The major importance of this work is the deciphering of the contributions of mRNA abundance and translational efficiency in the expression of the plastid genome during the proplastid to chloroplast transition. In this context, the results support five major conclusions. First, during chloroplast development, protein output from most plastid genes increases early and declines later. Changes in mRNA level account for many of these changes, but they are further refined by changes in translational efficiency. Second, two translational regulons are revealed, which are characterized by distinct developmental profiles at the level of translational efficiency during the proplastid to chloroplast transition. One regulon exhibits prioritized translation early in development and consists primarily of mRNAs encoding components of the chloroplast gene expression machinery. The other regulon exhibits peak translational efficiency later in development and consists primarily of mRNAs encoding photosynthesis proteins. Third, in bundle sheath and mesophyll chloroplasts, different patterns of protein output reflect primarily differences in mRNA abundance, although these are amplified in several cases by differences in translational efficiency. Fourth, photosynthesis complex subunit stoichiometry is reflected by relative rates of protein synthesis, and this tuning is programmed by a balancing of translational efficiencies with mRNA abundance. Fifth, the editing of plastid mRNAs, a process that changes specific C to U residues, generally is not a prerequisite for their translation. In addition, readers will find in the wealth of data something relevant to their particular interests in plastid gene expression.

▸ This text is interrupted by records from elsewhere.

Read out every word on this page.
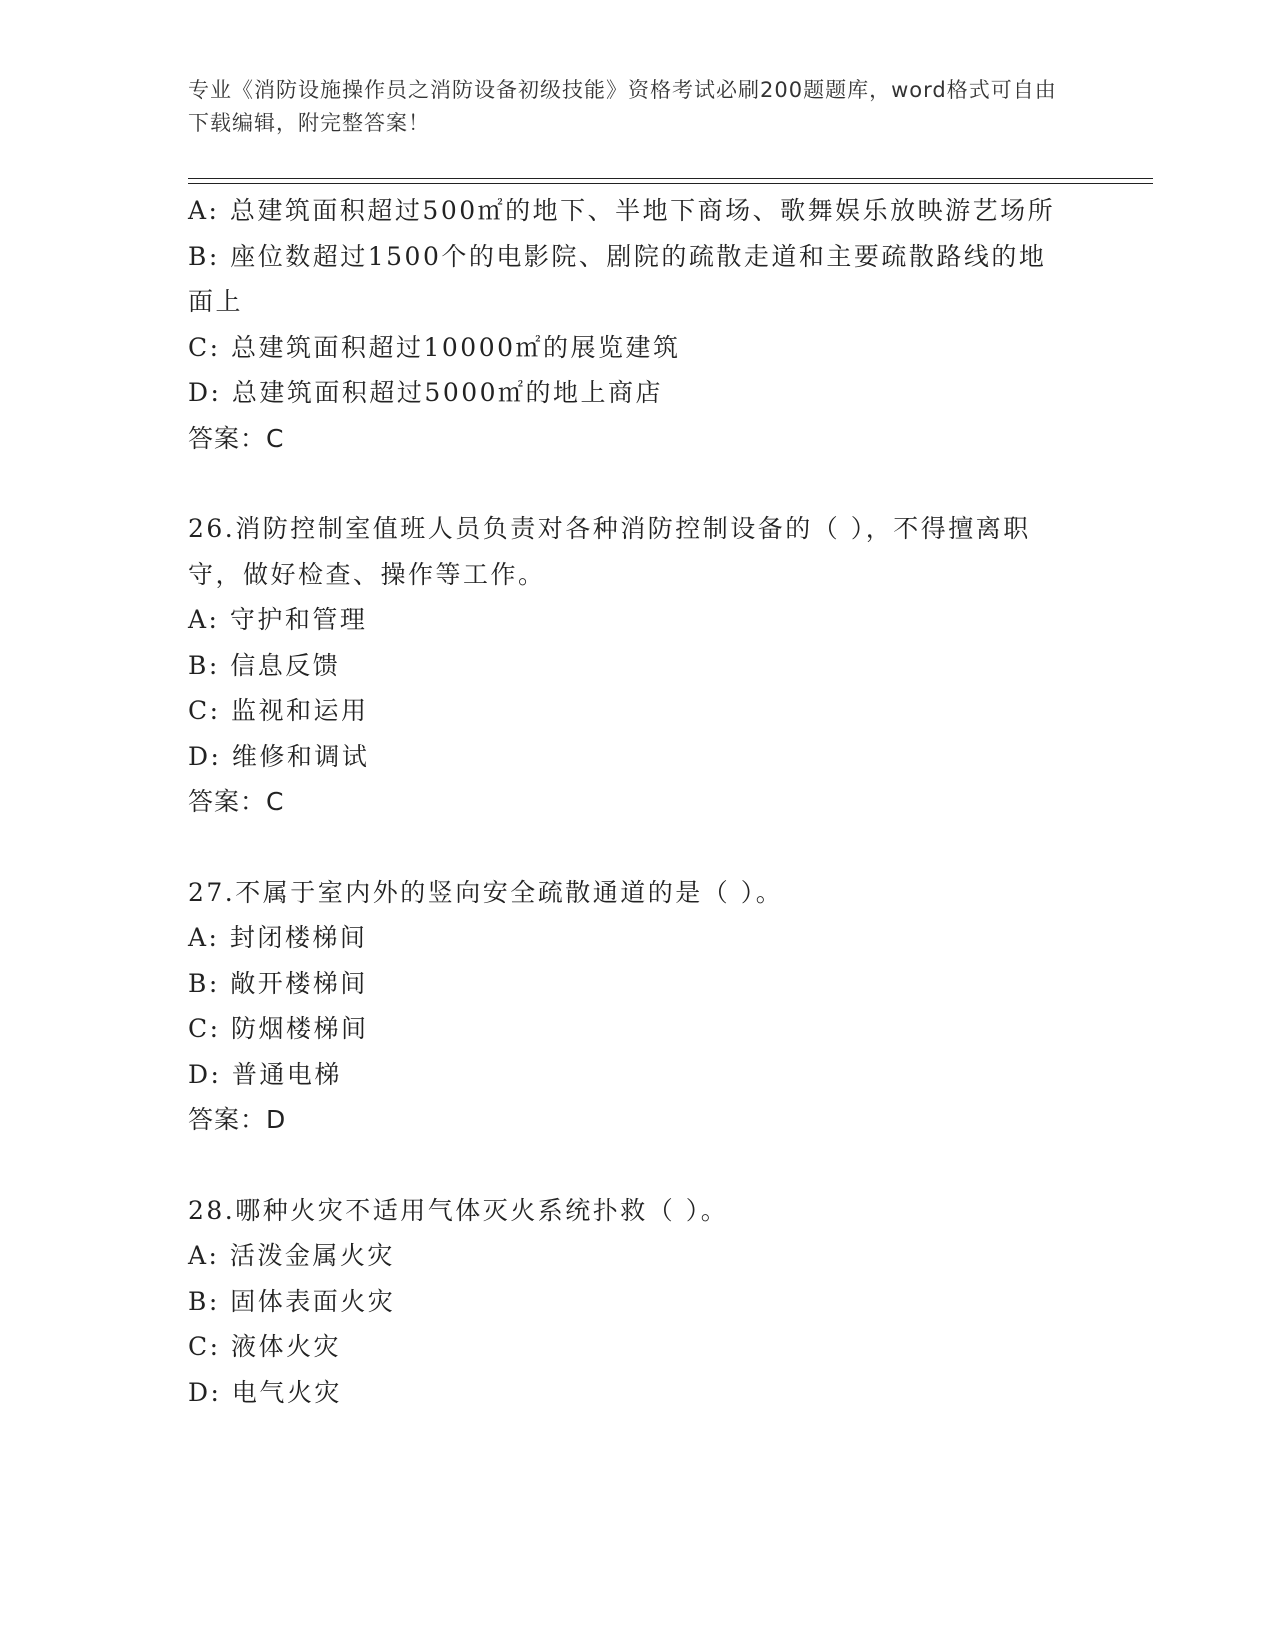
专业《消防设施操作员之消防设备初级技能》资格考试必刷200题题库，word格式可自由下载编辑，附完整答案！

A: 总建筑面积超过500㎡的地下、半地下商场、歌舞娱乐放映游艺场所

B: 座位数超过1500个的电影院、剧院的疏散走道和主要疏散路线的地面上

C: 总建筑面积超过10000㎡的展览建筑

D: 总建筑面积超过5000㎡的地上商店

答案：C

26.消防控制室值班人员负责对各种消防控制设备的（ ），不得擅离职守，做好检查、操作等工作。

A: 守护和管理

B: 信息反馈

C: 监视和运用

D: 维修和调试

答案：C

27.不属于室内外的竖向安全疏散通道的是（ ）。

A: 封闭楼梯间

B: 敞开楼梯间

C: 防烟楼梯间

D: 普通电梯

答案：D

28.哪种火灾不适用气体灭火系统扑救（ ）。

A: 活泼金属火灾

B: 固体表面火灾

C: 液体火灾

D: 电气火灾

Future research will use the groundwork and methods of Chotewutmontri and Barkan to advance further our understanding of plastid gene expression in development. One likely outcome is the discovery of developmental regulatory functions of known translation factors in the chloroplasts [10,11]. Also of interest will be to expand the analyses to the transcriptome and translatome of the nuclear-cytoplasmic compartments—for example, to describe how expression of nucleus-encoded and plastid-encoded subunits of photosynthetic complexes is coordinated during development. This work also opens avenues to explore relationships between translation and the polycistronic organization of plastid genes, mRNA splicing, the repair of photosynthesis complexes, and acclimation to changing environmental conditions. The disentangling of our understanding of the regulated steps in plastid gene expression in chloroplast development has begun.